Strong Scaling (Thread Count)

Strong scaling tests measure how performance improves when using more threads on a fixed problem size. These benchmarks show the parallel efficiency of Synthesizer’s OpenMP implementation for computationally intensive operations.

The performance should scale with the number of threads used, up to the number of physical cores on your machine. Beyond the physical core count, you may see diminishing returns due to hyperthreading overhead.

Note that super-linear scaling can appear in low-cost operations due to run-to-run variance, cache effects, and scheduling overheads becoming less dominant. These cases should be interpreted as measurement noise around near-linear scaling, not as true algorithmic better-than-linear scaling. We use averaging and a low-threshold filter to reduce clutter, but small operations remain noisier than dominant kernels.

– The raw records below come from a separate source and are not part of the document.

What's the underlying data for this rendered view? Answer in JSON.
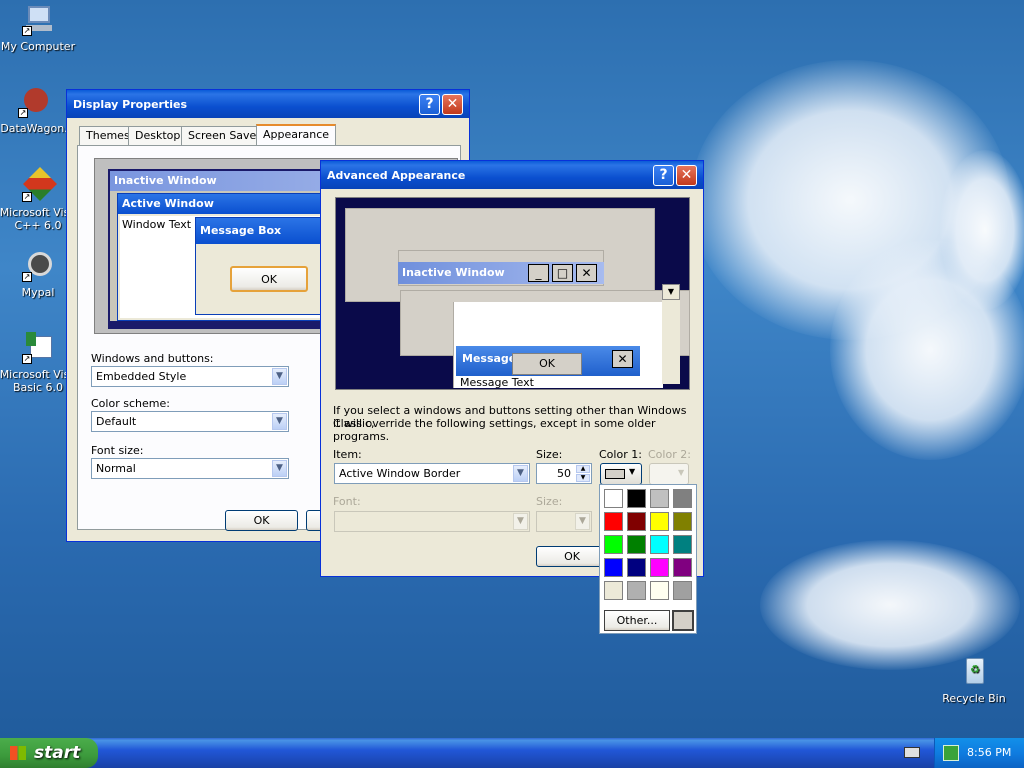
{
  "desktop": {
    "icons": [
      {
        "label": "My Computer"
      },
      {
        "label": "DataWagon."
      },
      {
        "label": "Microsoft Visu\nC++ 6.0"
      },
      {
        "label": "Mypal"
      },
      {
        "label": "Microsoft Visu\nBasic 6.0"
      },
      {
        "label": "Recycle Bin"
      }
    ]
  },
  "display_properties": {
    "title": "Display Properties",
    "tabs": [
      "Themes",
      "Desktop",
      "Screen Saver",
      "Appearance"
    ],
    "selected_tab": "Appearance",
    "preview": {
      "inactive_window": "Inactive Window",
      "active_window": "Active Window",
      "window_text": "Window Text",
      "message_box": "Message Box",
      "ok": "OK"
    },
    "windows_and_buttons_label": "Windows and buttons:",
    "windows_and_buttons_value": "Embedded Style",
    "color_scheme_label": "Color scheme:",
    "color_scheme_value": "Default",
    "font_size_label": "Font size:",
    "font_size_value": "Normal",
    "ok_button": "OK"
  },
  "advanced_appearance": {
    "title": "Advanced Appearance",
    "preview": {
      "inactive_window": "Inactive Window",
      "message_box": "Message B",
      "ok": "OK",
      "message_text": "Message Text"
    },
    "info_text_line1": "If you select a windows and buttons setting other than Windows Classic,",
    "info_text_line2": "it will override the following settings, except in some older programs.",
    "item_label": "Item:",
    "item_value": "Active Window Border",
    "size_label": "Size:",
    "size_value": "50",
    "color1_label": "Color 1:",
    "color2_label": "Color 2:",
    "font_label": "Font:",
    "font_size_label": "Size:",
    "ok_button": "OK"
  },
  "color_palette": {
    "colors": [
      "#ffffff",
      "#000000",
      "#c0c0c0",
      "#808080",
      "#ff0000",
      "#800000",
      "#ffff00",
      "#808000",
      "#00ff00",
      "#008000",
      "#00ffff",
      "#008080",
      "#0000ff",
      "#000080",
      "#ff00ff",
      "#800080",
      "#ece9d8",
      "#b0b0b0",
      "#fffff0",
      "#a0a0a0"
    ],
    "other_button": "Other..."
  },
  "taskbar": {
    "start_label": "start",
    "clock": "8:56 PM"
  },
  "colors": {
    "titlebar_blue": "#0a4fcf",
    "window_face": "#ece9d8",
    "preview_bg": "#0a0a4a"
  }
}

All tests were run on AMD EPYC 7542 32-Core Processor hardware with up to 32 threads.

Integrated Spectra Scaling

Generating integrated (galaxy-level) spectra from 1,000,000 stellar particles with varying thread counts.

python strong_scaling_int_spectra.py --basename exclusive_docs --nstars 1000000 \
    --max_threads=32 --average_over 10 --low_thresh 0.01
../_images/exclusive_docs_int_spectra_cic_totThreads32_nstars1000000.png

Particle Spectra Scaling

Generating per-particle spectra from 10,000 stellar particles with varying thread counts.

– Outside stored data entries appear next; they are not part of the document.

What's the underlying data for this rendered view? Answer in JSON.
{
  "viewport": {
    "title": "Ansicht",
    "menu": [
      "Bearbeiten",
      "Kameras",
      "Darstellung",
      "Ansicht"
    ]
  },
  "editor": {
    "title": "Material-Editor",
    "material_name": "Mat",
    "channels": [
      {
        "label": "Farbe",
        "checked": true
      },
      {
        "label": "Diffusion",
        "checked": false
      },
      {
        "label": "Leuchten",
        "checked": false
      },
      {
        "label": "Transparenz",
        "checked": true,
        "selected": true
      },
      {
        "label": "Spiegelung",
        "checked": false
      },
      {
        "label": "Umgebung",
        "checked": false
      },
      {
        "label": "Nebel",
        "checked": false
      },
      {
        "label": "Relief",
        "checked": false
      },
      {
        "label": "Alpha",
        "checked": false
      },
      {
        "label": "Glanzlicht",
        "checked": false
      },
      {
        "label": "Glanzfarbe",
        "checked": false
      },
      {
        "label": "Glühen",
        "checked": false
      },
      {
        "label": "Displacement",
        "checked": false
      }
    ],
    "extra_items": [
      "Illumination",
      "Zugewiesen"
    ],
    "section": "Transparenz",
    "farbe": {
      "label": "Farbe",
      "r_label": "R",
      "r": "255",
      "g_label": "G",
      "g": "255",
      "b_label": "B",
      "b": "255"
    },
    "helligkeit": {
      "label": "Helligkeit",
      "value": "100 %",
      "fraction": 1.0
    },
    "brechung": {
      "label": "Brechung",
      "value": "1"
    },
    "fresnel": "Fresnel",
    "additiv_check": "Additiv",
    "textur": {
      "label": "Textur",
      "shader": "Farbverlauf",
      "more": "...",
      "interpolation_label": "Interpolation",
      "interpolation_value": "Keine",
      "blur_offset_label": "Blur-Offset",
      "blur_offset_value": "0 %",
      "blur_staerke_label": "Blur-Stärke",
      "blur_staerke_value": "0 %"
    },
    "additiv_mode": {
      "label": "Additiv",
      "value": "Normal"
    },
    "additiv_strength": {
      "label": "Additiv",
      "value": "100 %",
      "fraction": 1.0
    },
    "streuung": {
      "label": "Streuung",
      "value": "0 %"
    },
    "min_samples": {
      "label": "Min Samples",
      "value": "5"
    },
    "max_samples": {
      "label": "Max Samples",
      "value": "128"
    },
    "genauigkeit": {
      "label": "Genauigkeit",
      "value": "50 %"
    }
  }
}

python strong_scaling_part_spectra.py --basename exclusive_docs --nstars 10000 \
    --max_threads=32 --average_over 10 --low_thresh 0.01
../_images/exclusive_docs_part_spectra_cic_totThreads32_nstars10000.png

Line-Of-Sight (LOS) Column Density Scaling

Computing LOS column densities for 1,000,000 star and 1,000,000 gas particles with varying thread counts.

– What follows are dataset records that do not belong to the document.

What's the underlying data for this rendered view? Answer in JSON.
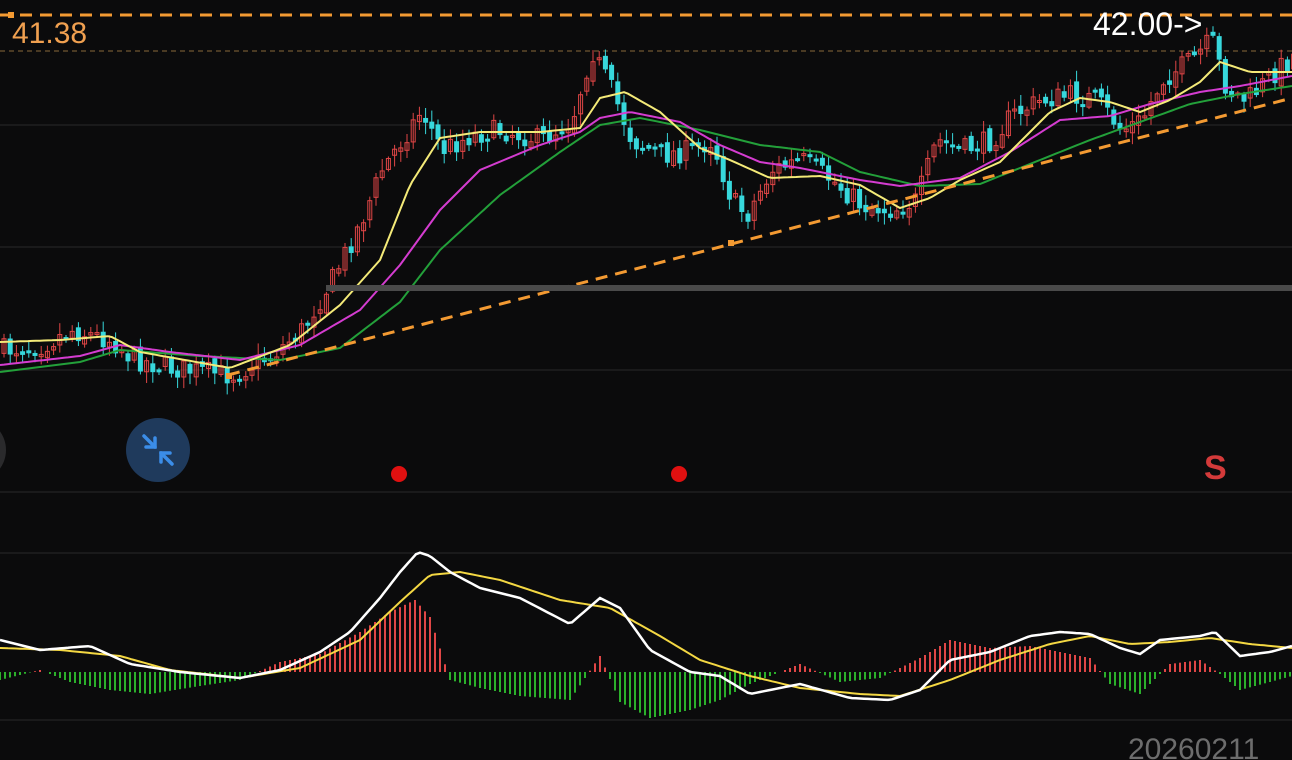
{
  "price_label": "41.38",
  "target_label": "42.00->",
  "date_label": "20260211",
  "signal_label": "S",
  "colors": {
    "background": "#0b0b0c",
    "up_candle": "#e04646",
    "down_candle": "#37d8dc",
    "ma_short": "#f4ea78",
    "ma_mid": "#d43cd0",
    "ma_long": "#23a03a",
    "trendline": "#f39a32",
    "dif_line": "#ffffff",
    "dea_line": "#f4d843",
    "macd_pos": "#e04646",
    "macd_neg": "#2bb02b",
    "signal_dot": "#e01010",
    "grid": "#2a2a2a",
    "pressure_band": "#4a4a4a"
  },
  "icons": {
    "shrink": "collapse-arrows-icon",
    "edge": "circle-button-icon"
  },
  "chart_data": [
    {
      "type": "candlestick",
      "title": "",
      "last_marked_price": 41.38,
      "target_price": 42.0,
      "overlays": [
        "moving-average-short",
        "moving-average-mid",
        "moving-average-long",
        "rising-trendline",
        "resistance-line"
      ],
      "signal_dots": 2,
      "sell_signal": "S",
      "grid": true
    },
    {
      "type": "macd",
      "lines": [
        "DIF",
        "DEA"
      ],
      "histogram": true,
      "last_date": "20260211"
    }
  ]
}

python strong_scaling_los_col_den.py --basename exclusive_docs --nstars 1000000 \
    --ngas 1000000 --max_threads=32 --average_over 10 --low_thresh 0.01
../_images/exclusive_docs_los_column_density_totThreads32_nstars1000000_ngas1000000.png

Smoothed Imaging Scaling

Generating smoothed images from 10,000 stellar particles with varying thread counts.

python strong_scaling_images.py --basename exclusive_docs --nstars 10000 \
    --max_threads=32 --average_over 10 --low_thresh 0.01
../_images/exclusive_docs_images_totThreads32_nstars10000.png

Considerations

Ideal Strong Scaling: With N threads, the runtime should be 1/N of the single-threaded time (i.e., perfect linear speedup). In practice, parallel overhead and serial portions of the code limit this ideal scaling.

Practical Considerations:

  • Physical cores matter: Performance typically plateaus after using all physical cores

  • Hyperthreading: Using more threads than physical cores may provide marginal improvements but can introduce overhead

  • Operation-dependent: Different operations have different parallel efficiencies

    • Spectra generation: Excellent scaling (compute-bound, minimal communication)

    • LOS column density: Good scaling (some spatial dependency)

    • Imaging: Moderate scaling (depends on kernel complexity)

  • Memory bandwidth: Very high thread counts may be limited by memory bandwidth rather than compute

Recommended Thread Counts:

For most use cases, use 4-8 threads for good performance without excessive resource consumption. For dedicated analysis on HPC systems, you can use up to the number of physical cores (typically 16-64 on modern HPC nodes).

Profiling Scripts

The strong scaling tests can be reproduced using the scripts in the profiling/scaling directory. See the repository for the full set of strong scaling profiling scripts.